それにしても寝たままの状態で複数名の男を迎えるような体験は一度だけでいいな、と思った。ごりごりと削られたライフが残り僅かになりつつの現実逃避である。



「きっ…貴様ら何を! 主と褥を共にするなど、赦される行為ではないぞ!!」

「んん…五月蝿いな……」

「おいおい、ちょっと驚かせてみただけじゃないか。助けてとは随分な……いやしかし、主は温いし柔いから居心地がいいな」

「はっ?…あの、起きたなら離れてくださいよお願いですから勘弁してください肉を! 掴むのは!!」



私が連れ込んだように思われなかったことには素直にほっとした。職権乱用セクハラ言語道断。男二人を同時に閨に招く痴女とは思われたくない。けれども、受け手に回るのだって同じくらいには御免被りたい。
いやらしさを感じる手付きというわけでもないが、柔いからと言って腹を触られるのは辛い。そりゃあ、男の身体を持つ方からしてみれば柔いし触って楽しいかもしれないが。私としても女の身体の曲線美や感触は嫌いではないし気持ちは解らなくもないけれども、適切な距離は守っていたいのだ。無駄に寿命を縮めたくないという意味でも、本気で、真面目に、止めてほしい。

遠慮のない手だけでも引き剥がしながらもがく私は必死なものだった。何せ、政府に引き取られ審神者としての教育を受け出したのは花も恥じらうような年頃だったのだ。それからは訓練や勉強に明け暮れていた所為で、実のところ異性経験なんてほぼ無いと言っていいくらいのものなわけで。
普段の会話やちょっとした接触くらいなら特に問題はないにしても、人の域を越えた美貌の男に張り付かれてみろ。自分から仕掛けるなら未だしも、仕掛けられれば動揺するに決まっている。そこまで男慣れしてはいない。刀と分かっていても無理なものは無理だ。
何だか妙にいい匂いがするとか、はだけた胸元から腕まで思ったよりもしっかりと筋肉がついているだとか、睫毛まで雪のように白いなんて情報は知りたくなかった。私が得たところでどうしようもない情報過ぎた。

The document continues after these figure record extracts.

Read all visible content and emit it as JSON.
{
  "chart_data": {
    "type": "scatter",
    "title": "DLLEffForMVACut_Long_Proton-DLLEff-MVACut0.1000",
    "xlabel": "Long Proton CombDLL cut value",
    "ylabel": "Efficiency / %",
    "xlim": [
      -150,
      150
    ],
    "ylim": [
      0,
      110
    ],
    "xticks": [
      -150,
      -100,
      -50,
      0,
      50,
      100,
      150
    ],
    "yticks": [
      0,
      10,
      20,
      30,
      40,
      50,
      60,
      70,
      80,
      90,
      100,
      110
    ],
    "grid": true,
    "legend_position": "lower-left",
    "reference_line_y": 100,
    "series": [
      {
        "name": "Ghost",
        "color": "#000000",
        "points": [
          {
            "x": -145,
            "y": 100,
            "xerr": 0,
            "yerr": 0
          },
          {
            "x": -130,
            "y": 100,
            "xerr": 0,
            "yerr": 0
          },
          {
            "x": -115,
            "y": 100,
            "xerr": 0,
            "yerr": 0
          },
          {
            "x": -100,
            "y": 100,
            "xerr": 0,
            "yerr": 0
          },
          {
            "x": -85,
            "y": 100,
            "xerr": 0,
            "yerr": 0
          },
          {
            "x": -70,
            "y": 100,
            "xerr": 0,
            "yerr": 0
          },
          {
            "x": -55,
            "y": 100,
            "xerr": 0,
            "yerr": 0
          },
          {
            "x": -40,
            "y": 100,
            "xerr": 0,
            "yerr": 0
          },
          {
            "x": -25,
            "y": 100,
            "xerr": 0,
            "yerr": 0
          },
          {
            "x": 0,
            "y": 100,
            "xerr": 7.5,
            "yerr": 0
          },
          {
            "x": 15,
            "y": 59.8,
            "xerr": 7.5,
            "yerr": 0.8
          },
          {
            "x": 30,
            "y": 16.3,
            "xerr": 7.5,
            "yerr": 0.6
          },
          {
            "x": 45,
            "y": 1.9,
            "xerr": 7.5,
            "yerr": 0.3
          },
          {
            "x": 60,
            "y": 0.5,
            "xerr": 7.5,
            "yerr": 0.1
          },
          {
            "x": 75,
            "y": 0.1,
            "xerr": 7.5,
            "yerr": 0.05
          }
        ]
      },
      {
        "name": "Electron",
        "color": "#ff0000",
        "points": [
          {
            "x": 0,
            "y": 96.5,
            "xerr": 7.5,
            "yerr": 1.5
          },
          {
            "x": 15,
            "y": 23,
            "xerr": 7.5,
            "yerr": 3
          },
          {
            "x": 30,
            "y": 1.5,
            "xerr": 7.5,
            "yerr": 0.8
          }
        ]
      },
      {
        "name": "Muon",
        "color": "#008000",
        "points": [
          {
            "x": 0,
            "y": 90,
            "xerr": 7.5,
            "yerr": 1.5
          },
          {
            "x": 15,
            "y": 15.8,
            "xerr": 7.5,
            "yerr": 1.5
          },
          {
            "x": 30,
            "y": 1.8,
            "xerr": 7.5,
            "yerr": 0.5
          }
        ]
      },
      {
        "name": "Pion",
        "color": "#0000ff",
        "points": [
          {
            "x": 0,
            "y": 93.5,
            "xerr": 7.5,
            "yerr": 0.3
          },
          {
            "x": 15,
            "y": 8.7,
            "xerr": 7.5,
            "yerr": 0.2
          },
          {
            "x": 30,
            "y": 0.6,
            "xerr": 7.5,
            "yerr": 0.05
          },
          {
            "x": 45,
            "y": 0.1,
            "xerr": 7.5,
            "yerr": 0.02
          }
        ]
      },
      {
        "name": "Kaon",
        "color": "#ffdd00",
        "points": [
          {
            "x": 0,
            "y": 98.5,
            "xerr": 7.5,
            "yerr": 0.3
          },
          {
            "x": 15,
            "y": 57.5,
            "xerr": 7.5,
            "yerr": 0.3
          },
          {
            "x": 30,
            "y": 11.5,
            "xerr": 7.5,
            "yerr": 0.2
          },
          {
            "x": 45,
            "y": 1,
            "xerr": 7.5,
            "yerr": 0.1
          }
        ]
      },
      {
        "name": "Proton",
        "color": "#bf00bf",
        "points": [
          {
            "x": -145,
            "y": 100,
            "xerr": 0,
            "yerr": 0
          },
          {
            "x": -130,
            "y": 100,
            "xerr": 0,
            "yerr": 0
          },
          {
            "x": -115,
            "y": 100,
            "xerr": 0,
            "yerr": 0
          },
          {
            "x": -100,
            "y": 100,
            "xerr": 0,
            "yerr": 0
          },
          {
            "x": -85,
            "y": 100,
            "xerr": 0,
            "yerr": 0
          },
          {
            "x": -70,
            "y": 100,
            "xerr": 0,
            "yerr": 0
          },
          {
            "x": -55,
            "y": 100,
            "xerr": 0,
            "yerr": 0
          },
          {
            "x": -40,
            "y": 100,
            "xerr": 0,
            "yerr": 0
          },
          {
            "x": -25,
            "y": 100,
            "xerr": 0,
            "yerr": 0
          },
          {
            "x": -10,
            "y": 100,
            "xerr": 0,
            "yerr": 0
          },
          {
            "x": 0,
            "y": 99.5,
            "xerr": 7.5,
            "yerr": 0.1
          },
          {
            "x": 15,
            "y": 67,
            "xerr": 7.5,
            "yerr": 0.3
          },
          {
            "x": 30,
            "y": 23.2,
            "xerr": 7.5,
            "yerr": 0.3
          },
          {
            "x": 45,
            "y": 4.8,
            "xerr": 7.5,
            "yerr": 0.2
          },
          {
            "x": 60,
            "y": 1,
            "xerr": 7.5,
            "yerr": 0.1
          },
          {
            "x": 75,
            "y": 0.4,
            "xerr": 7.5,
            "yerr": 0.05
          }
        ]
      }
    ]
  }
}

「三日月と鶴丸の旦那、いい加減大将を困らすのはやめろ。度が過ぎると俺も抜かなきゃならん」

「ほう…いいねぇ。やるかい?」



先程から目を擦って未だ微睡んでいる様子の三日月おじいちゃんとは異なり、険のある表情をした薬研くんの台詞にしっかりと覚醒した鶴丸さんがにやりと笑う。
それでも距離は離れない。引き離そうとしたはずの手が絡めとられて、違うそうじゃない!、と起き上がり掛けていた身体がもう一度布団へと崩れ落ちる。人間離れした美貌の男に必要以上に近付かれている現実から目を逸らしたくて私は埴輪私は埴輪私は埴輪…と自分に暗示をかけ始めると、今にも刀を抜きそうな常識組と向き合っていた彼が堪えきれないように噴き出してくれた。

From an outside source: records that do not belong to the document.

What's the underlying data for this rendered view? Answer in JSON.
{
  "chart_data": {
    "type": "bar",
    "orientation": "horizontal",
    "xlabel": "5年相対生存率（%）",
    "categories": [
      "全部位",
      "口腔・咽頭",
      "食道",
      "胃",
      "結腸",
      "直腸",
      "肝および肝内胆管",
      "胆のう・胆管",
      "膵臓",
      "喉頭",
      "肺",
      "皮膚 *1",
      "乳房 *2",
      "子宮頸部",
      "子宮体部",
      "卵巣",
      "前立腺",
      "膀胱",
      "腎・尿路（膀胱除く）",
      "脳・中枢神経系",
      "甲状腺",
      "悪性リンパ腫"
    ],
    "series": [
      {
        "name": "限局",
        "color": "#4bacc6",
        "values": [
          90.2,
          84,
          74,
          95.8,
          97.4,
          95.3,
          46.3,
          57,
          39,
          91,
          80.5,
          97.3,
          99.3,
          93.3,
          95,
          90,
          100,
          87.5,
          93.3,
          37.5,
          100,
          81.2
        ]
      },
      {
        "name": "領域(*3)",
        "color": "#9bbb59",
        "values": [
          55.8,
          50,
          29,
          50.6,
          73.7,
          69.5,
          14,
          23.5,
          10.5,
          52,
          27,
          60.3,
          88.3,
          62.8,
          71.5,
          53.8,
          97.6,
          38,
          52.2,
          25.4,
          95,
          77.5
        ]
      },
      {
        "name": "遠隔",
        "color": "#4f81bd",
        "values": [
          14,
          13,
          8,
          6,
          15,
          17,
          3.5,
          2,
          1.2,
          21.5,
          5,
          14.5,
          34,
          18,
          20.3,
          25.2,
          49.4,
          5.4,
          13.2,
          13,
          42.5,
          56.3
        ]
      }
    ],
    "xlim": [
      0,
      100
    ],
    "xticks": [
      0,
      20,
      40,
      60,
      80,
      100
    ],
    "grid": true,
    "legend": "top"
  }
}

「あっはは! いや、すまんすまん。珍しく動揺したなぁ! 主は驚きに欠けていると思っていたが、こりゃあいい刺激に」

「ふざけないでください悪戯が過ぎます本気で横から叩き折られたいんですか」

「おっ……おお…」



衝撃、混乱、と来たら次に来るのは怒りである。いい玩具にされているのが分かっていて平気でいられるほど、私も出来た人間ではなかった。
もう、どう思われようと知ったことか。ぎろりと睨み上げる私に流石にまずいと思ったのかは知らないが、私よりも先に怒りの炎を瞳に燃やしていた長谷部さんによってそこで漸く引き摺りだされた鶴丸さんは、寝間着を正しながら布団の外で自主的に正座する。もう片側では山姥切くんと薬研くんが覚醒し出したらしい三日月おじいちゃんを布団から出るよう促していた。



「あー…怒ってるな?」

「そうですね心臓が止まるかと思いましたからね」

「いやぁ、本当に悪かった。三日月がいれば平気かと思ったんだが」

「何でそうなるんですか相乗効果で余計死にますよ」



何を言ってるんだこの刀。どういう思考回路をしているのかと真顔になってしまう。
三日月おじいちゃんは確かにおじいちゃん的安心感はあるが、どうせ外見は美青年だ。動いて喋らなければ美青年。それは鶴丸さんにも言えたことなので、ダブルで来られる衝撃と言ったら相当のものになる。そんな簡単なことがどうして解らないのだろうか。自分の容貌を鏡で百回確認してきてほしい。
私の方も今度こそ起き上がりきちんと座った状態でじっとりとした目を彼らに向ける。視界に入った山姥切くんまで渋い顔をしていたので、かなり見られない表情を浮かべているのかもしれない。が、今回ばかりは顔布を付けるのは後だ。寝床に勝手に忍び込まれても許せるような時代で私は育っていない。からかうにしてもやり方が悪い。絶許というやつだ。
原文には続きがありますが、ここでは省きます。